When survival is not their main focus, attention shifts toward meaning, fairness, and global justice. Stability allows idealism to flourish. And the good thing here is that societies need both: their young moral idealism and our mature structural thinking. Because without idealism, systems stagnate; without realism, systems collapse.
So it is up to us not only to promote their critical thinking about events but also to help them develop the self-esteem to speak up in a respectful way, without believing that belonging should come with intellectual surrender, regardless of the relationship or topic. Instead of sitting quietly with a valid argument or arguing aggressively, encourage them to say: “I agree with this part, but I’m still learning about the rest.”
In order for them to challenge their group to think wider, we should not react to their idealistic beliefs with ridicule. Instead, we should approach them with curiosity: “Tell me why you think that.”
Instead of dismissing their beliefs, we can:
- Ask them to find three reliable sources with different perspectives.

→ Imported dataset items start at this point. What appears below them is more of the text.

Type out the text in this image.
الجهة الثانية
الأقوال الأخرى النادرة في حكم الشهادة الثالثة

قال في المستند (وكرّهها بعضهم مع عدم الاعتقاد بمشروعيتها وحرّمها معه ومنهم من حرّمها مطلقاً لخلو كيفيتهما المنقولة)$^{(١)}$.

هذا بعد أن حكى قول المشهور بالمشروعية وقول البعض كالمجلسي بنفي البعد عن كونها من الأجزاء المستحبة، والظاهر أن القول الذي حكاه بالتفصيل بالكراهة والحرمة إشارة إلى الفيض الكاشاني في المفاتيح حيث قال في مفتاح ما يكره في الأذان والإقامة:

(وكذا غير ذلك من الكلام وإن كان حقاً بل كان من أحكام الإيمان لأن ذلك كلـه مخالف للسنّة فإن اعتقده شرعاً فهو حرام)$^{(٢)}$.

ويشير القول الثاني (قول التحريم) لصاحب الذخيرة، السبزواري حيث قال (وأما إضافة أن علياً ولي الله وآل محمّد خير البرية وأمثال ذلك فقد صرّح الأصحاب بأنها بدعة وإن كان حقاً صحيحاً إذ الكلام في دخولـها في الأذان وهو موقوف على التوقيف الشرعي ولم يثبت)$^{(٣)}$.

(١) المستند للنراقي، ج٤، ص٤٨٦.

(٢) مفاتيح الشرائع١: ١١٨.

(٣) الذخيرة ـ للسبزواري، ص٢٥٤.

- Compare how the same event is reported in different countries.
- Identify emotional language versus factual statements.
- Discuss who benefits from a specific narrative.
Turn social media into a research laboratory, not just a stage for makeup tutorials. Invite them to follow historians, economists, and journalists, not only beauty influencers.
Our role is not to win arguments (it should never be our goal in parenting). It is to model balanced thinking by saying:
“I support peace too. And sometimes history shows that peace requires difficult decisions.”
“I believe in equality. Let’s see how equality functions in different political systems.”
If we encourage our children to keep believing in ideologies while giving them perspective on global complexity, we as a society will grow stronger.
After Showing Them the Harsh World, How Do We Keep Positivity Alive?
This is the most delicate part. We must show them reality without planting fear in them or making them cynical. History is full not only of dictators and wars, but also of reformers, peacemakers, educators, scientists, and ordinary citizens who made life better. The world has swallowed and spat out tyrants before. It will do it again.
Our task is not to raise children who are afraid of leaders like Putin or Gaddafi. Our task is to raise children who are wiser and ethically stronger than them. Start today with teaching them:
- To judge systems, not skin color.
- To criticize ideas, not religions.
- To separate religion from extremism and ideologies from fanaticism.
In just a few decades, our children will run our companies, schools, and countries. They will inherit a complex world. We cannot prepare them by pretending complexity does not exist. The only way to help them see the whole picture is by:
- Educating ourselves.
- Discussing openly with them.
- Encouraging critical thinking.
- Allowing disagreement.
- Debating respectfully and not punishing them for their beliefs.
- Teaching historical awareness.
Despite the global “good vibes only” trends, our goal is to raise thinking adults, adults who can hold peace in one hand and realism in the other. Adults who can challenge propaganda with knowledge and facts. Adults who can belong to a group without losing their individuality. Adults who will build high functioning systems on idealism that is mixed with structural implementation, and not on fake news, fear, and ego.
The world will continue to face uncertainty. But if we do our work well, the next generation will not be fragile in front of it. They will be ready.